The problem is even worse in places that combine their stormwater and sewage in the same pipes. During heavy storms, the rush of runoff overwhelms these systems, and facilities just can’t treat it fast enough. To prevent the sewage from backing up onto our streets and into our basements, facilities release millions of gallons of this waste into our rivers, and on occasion, back into Lake Michigan. These “combined sewer overflows” (CSOs) not only can cause fish kills and hurt other wildlife in our waterways – they can turn a precious asset into a huge liability: Rainwater that could recharge our water supplies ends up flooding our homes and businesses at great cost to local governments, utilities and, ultimately, taxpayers. In the Chicago area, water that we flush down our rivers also counts against what we are allotted to pull out of Lake Michigan.

It just makes more sense, and cents, to use all of that water for something – such as growing a garden. Read how Breanne and Dave are doing just that and learn more about ways you can put rain water to better use in this month's edition of What Our Water's Worth. >>

Conservation tips

Support Illinois’ Rainwater Harvesting bill. Ask your House representatives to support Illinois SB 38, which would allow developers and homeowners in Illinois to install systems for capturing rainwater for nonpotable uses. Find your representatives’ contact information here.

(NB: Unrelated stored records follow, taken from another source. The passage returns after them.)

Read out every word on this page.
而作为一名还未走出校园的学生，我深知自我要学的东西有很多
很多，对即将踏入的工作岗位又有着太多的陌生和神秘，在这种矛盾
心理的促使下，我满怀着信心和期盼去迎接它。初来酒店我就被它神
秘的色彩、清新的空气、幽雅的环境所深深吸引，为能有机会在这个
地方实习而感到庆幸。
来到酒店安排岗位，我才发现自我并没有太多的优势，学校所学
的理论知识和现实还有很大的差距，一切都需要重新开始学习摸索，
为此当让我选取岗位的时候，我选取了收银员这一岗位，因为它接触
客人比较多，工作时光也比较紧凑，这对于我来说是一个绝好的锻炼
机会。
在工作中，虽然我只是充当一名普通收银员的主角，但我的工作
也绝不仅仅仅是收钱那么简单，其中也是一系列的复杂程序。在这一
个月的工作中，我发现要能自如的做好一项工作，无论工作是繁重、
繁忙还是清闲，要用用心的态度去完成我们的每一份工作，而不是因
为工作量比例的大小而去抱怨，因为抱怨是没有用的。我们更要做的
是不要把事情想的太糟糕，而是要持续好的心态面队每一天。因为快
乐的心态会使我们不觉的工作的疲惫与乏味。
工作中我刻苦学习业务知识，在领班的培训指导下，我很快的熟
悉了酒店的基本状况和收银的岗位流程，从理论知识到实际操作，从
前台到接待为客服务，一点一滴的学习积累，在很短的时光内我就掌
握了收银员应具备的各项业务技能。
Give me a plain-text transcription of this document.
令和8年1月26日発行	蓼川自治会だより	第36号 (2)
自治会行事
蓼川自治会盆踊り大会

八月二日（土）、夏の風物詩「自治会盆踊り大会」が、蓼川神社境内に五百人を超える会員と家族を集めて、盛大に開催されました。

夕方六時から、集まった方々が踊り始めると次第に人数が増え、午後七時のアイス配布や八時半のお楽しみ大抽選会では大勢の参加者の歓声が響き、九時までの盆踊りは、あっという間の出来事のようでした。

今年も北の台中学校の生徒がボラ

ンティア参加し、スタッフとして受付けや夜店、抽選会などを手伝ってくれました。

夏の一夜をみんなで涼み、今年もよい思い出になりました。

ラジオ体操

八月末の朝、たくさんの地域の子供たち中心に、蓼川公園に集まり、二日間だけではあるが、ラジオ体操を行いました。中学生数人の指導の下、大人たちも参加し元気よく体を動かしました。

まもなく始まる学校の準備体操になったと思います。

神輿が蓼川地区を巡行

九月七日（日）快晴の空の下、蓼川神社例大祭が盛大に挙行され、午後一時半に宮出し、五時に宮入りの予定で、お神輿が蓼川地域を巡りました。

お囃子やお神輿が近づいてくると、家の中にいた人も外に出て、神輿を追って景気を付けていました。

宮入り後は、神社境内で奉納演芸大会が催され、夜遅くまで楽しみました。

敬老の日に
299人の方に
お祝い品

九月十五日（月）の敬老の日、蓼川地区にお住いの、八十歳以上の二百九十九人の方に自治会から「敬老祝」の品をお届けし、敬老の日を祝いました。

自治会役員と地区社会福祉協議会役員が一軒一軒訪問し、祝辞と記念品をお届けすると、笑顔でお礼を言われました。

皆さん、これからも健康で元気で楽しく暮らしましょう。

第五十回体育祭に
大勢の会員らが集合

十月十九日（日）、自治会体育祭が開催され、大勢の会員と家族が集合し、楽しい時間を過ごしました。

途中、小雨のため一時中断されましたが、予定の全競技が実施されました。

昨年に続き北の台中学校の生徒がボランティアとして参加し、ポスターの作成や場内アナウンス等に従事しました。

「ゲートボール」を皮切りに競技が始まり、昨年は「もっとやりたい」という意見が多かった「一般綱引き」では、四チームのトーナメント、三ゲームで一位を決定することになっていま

Make or buy a rain barrel. Watering your lawn and garden can account for as much as 40 percent of your home’s water consumption during the summer. Watch this video to learn how to make your own rain barrel, or Google your county’s name and “rain barrel program” to find low-cost rain barrel options near you.

Reduce stormwater runoff at home. Check out Center for Neighborhood Technology’s “Pocket Guide to Green Solutions” for more simple, low-cost ways you can alter your landscape and home to reduce stormwater runoff and make better use of rain.

May 2011

Illinois American Water (lead sponsor)

What Our Water's Worth is an ongoing campaign led by the Metropolitan Planning Council and Openlands to raise awareness about the value of water in northeastern Illinois and northwestern Indiana. From Lake Michigan to the Fox River, how we use our water resources—including what we conserve, how much we waste, and what we choose to invest in water quality—is up to each of us. This is our water—and it's worth more than we know.

WOWW factors 

100 times dirtier

An average combined sewer overflow (CSO) contains 100 times more fecal coliform colonies than treated wastewater, according to the Natural Resources Defense Council (NRDC).


For a limited time starting in April, the City of Chicago Dept. of Environment is offering a rebate for purchasing a rain barrel. Download a rebate form and a list of local rain barrel purveyors from  the city’s web site. 

850 billion gallons

Amount of untreated water discharged by CSOs annually into our nation’s waterways, which people use for recreation and where fish and other wildlife call home. Water in CSOs is 15 to 20 percent sewage and 80 to 85 percent stormwater, according to NRDC.